Use a Dockerfile when you want a clear record of how the environment is built. Use docker sandbox save when you already have a working sandbox and want to reuse it.

Example: Node.js template

This template adds Node.js 20 and common development tools:

FROM docker/sandbox-templates:claude-code

USER root

RUN apt-get update && apt-get install -y curl \
    && rm -rf /var/lib/apt/lists/*

# Install Node.js 20 LTS
RUN curl -fsSL https://deb.nodesource.com/setup_20.x | bash - \
    && apt-get install -y nodejs \
    && rm -rf /var/lib/apt/lists/*

# Install common tools
RUN npm install -g \
    typescript@5.7.2 \
    eslint@9.17.0 \
    prettier@3.4.2

USER agent

Pin specific versions for reproducible builds across your team.

Using standard images

You can use standard Docker images (like python:3.11 or node:20) as a base, but they don't include agent binaries or sandbox configuration.

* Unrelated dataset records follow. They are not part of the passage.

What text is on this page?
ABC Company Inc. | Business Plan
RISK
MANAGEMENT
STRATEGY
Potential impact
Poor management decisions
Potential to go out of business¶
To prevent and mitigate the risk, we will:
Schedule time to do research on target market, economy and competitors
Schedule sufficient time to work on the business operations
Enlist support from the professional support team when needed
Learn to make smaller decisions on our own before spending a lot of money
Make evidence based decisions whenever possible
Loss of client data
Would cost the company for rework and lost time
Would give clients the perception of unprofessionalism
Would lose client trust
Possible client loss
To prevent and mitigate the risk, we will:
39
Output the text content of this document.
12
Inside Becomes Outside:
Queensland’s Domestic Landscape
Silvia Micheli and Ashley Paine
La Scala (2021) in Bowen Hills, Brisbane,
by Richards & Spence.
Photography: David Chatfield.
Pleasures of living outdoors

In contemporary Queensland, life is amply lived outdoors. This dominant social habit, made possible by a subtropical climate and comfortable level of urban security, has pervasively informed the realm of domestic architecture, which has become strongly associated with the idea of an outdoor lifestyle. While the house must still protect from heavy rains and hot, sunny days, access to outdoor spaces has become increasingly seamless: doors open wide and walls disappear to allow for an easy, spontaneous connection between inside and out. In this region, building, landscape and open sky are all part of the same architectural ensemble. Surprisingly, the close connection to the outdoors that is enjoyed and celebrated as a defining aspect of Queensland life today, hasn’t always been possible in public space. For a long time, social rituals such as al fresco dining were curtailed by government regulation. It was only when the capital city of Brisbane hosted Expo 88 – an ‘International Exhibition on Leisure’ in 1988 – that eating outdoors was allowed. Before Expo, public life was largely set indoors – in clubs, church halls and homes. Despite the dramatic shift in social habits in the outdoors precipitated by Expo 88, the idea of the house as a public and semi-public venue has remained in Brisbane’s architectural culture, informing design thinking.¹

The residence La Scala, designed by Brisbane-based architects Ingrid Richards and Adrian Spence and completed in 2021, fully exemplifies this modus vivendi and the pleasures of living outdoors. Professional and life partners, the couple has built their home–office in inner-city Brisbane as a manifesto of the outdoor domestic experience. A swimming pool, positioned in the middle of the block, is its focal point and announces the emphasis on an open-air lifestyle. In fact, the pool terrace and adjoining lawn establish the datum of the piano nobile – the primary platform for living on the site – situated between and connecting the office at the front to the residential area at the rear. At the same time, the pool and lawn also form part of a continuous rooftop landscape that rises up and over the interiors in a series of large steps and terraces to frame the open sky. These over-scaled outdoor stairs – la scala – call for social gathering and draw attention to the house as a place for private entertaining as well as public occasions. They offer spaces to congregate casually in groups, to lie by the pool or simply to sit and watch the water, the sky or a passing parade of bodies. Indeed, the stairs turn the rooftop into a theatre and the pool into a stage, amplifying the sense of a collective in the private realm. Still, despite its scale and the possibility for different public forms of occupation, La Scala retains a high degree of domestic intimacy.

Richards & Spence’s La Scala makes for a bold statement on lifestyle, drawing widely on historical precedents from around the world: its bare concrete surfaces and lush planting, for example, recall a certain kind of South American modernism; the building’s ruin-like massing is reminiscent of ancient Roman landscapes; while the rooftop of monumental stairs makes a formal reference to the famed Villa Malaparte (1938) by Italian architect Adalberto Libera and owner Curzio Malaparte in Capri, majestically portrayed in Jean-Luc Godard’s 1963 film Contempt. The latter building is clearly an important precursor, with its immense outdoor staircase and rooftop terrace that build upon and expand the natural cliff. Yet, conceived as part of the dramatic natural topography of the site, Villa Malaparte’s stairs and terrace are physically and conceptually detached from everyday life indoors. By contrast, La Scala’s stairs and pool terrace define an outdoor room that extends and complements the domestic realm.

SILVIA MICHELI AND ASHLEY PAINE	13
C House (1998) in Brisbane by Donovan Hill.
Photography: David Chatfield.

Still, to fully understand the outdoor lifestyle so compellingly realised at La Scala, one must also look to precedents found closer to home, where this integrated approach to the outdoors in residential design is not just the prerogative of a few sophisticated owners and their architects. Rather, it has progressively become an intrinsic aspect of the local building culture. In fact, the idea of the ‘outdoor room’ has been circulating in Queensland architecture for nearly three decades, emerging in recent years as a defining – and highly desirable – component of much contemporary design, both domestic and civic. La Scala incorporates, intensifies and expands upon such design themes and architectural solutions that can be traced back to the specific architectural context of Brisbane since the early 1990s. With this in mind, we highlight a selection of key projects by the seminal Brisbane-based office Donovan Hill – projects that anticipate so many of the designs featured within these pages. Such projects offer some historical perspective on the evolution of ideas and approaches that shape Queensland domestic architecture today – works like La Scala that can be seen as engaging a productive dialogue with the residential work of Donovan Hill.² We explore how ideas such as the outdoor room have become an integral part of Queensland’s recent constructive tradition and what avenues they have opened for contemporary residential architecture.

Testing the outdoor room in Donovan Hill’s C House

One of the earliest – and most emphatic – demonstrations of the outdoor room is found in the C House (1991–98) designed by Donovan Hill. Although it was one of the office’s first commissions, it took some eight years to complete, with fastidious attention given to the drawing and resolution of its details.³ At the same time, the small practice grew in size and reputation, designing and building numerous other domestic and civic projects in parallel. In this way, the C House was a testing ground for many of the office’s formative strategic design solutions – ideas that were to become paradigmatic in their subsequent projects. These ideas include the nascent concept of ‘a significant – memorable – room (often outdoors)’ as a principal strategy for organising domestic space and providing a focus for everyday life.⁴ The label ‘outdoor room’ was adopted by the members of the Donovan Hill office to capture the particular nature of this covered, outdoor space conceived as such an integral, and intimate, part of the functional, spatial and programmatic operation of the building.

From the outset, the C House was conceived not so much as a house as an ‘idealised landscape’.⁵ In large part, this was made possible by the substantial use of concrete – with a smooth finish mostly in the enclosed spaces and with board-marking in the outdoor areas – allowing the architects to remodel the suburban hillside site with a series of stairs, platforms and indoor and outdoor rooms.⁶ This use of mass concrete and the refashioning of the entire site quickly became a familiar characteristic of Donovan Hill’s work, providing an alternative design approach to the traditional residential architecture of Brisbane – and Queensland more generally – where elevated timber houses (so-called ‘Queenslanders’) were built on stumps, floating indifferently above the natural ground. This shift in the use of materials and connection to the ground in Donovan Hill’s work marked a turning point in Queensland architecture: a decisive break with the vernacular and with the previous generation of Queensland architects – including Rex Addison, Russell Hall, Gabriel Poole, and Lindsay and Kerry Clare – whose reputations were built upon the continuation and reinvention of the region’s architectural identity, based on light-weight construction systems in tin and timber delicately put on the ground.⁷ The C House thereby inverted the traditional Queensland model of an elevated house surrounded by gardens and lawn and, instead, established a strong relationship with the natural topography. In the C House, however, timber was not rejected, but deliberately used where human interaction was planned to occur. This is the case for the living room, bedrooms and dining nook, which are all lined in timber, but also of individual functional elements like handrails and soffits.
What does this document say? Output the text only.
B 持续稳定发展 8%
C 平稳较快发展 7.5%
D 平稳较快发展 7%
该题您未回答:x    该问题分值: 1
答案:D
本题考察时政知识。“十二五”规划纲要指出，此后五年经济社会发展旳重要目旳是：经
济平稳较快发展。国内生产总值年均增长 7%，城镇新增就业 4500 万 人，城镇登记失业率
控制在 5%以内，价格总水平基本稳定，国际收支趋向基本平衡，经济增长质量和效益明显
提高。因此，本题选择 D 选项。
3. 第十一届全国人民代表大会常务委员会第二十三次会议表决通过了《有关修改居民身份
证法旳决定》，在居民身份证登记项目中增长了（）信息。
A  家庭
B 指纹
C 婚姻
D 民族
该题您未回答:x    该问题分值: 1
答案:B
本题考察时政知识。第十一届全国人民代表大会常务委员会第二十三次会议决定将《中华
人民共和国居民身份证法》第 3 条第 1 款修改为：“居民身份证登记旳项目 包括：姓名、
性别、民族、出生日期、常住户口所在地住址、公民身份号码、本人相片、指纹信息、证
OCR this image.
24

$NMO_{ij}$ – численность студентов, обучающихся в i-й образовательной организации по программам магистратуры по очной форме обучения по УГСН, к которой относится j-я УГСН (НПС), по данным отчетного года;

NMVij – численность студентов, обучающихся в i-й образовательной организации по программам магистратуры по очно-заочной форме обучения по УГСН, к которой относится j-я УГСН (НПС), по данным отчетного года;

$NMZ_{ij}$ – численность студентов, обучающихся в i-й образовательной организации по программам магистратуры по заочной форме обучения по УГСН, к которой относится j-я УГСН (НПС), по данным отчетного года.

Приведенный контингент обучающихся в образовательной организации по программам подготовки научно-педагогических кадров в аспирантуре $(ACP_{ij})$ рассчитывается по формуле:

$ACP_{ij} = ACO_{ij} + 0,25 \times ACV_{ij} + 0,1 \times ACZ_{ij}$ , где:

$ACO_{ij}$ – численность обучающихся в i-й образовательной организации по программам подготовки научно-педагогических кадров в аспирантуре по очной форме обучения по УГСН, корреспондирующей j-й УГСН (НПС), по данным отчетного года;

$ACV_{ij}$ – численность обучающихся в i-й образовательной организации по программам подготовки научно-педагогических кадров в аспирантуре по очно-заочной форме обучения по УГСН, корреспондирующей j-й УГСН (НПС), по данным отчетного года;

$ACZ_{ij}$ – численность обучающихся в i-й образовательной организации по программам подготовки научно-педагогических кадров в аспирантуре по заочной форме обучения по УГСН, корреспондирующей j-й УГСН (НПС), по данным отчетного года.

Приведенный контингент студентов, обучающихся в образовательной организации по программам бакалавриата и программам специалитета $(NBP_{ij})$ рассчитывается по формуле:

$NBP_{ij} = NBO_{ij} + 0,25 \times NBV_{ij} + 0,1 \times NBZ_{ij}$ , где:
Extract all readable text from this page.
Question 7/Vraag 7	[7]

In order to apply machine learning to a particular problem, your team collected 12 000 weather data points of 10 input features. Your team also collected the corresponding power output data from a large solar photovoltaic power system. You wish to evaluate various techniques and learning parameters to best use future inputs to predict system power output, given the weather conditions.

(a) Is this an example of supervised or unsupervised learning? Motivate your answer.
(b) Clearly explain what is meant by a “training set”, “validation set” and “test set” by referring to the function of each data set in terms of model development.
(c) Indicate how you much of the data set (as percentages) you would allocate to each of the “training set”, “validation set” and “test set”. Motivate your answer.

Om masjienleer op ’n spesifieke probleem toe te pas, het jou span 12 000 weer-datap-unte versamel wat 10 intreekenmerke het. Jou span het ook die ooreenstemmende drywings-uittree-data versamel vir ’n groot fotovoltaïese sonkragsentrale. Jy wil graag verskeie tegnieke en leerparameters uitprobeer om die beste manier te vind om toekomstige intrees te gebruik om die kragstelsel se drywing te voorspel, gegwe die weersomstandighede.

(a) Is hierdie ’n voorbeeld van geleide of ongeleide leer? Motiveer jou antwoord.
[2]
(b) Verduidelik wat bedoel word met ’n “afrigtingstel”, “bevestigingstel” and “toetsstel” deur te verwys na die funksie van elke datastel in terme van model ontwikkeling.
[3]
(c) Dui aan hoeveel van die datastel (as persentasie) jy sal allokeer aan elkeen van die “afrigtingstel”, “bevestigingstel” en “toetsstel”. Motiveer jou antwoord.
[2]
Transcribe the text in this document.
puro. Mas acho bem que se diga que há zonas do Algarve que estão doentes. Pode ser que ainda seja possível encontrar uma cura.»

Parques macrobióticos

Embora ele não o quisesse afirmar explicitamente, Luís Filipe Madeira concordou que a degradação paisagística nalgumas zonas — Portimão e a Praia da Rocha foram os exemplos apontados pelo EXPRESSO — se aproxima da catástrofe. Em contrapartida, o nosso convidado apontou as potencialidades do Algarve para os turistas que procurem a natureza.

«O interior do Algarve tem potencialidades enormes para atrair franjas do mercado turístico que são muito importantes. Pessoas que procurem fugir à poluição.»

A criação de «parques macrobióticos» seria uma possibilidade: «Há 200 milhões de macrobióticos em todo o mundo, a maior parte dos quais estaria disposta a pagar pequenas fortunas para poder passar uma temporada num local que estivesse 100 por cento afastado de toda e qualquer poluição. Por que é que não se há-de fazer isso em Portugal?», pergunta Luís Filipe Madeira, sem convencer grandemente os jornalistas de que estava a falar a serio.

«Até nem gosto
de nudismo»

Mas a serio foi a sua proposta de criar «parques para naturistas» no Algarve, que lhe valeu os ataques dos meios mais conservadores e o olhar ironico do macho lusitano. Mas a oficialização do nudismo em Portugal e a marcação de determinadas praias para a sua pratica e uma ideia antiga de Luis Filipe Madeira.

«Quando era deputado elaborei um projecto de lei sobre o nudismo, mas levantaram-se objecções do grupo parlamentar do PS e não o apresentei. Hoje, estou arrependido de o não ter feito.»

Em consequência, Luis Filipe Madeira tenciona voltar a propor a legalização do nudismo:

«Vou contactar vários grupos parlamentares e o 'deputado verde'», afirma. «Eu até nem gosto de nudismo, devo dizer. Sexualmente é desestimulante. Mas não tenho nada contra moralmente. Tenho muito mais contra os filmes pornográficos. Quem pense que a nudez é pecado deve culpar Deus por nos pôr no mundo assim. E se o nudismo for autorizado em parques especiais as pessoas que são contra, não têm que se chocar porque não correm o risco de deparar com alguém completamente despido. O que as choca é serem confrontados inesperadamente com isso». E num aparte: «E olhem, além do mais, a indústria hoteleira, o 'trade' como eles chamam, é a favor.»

Using a standard image directly creates the sandbox but fails at runtime:

$ docker sandbox create --template python:3-slim claude [PATH]
✓ Created sandbox claude-project

$ docker sandbox run claude-project
agent binary "claude" not found in sandbox: verify this is the correct sandbox type

To use a standard image, you'd need to install the agent binary, add sandbox dependencies, configure the shell, and set up the agent user. Building from docker/sandbox-templates:claude-code is simpler.

Sharing with teams

To share templates, push them to a registry with version tags:

$ docker build -t myorg/sandbox-templates:python-v1.0 .
$ docker push myorg/sandbox-templates:python-v1.0

Or tag and push a saved sandbox:

$ docker tag my-template:v1 myorg/my-template:v1.0
$ docker push myorg/my-template:v1.0

Team members use the template by referencing the registry image:

$ docker sandbox run -t myorg/sandbox-templates:python-v1.0 claude [PATH]

Use version tags like :v1.0 instead of :latest for consistency across your team.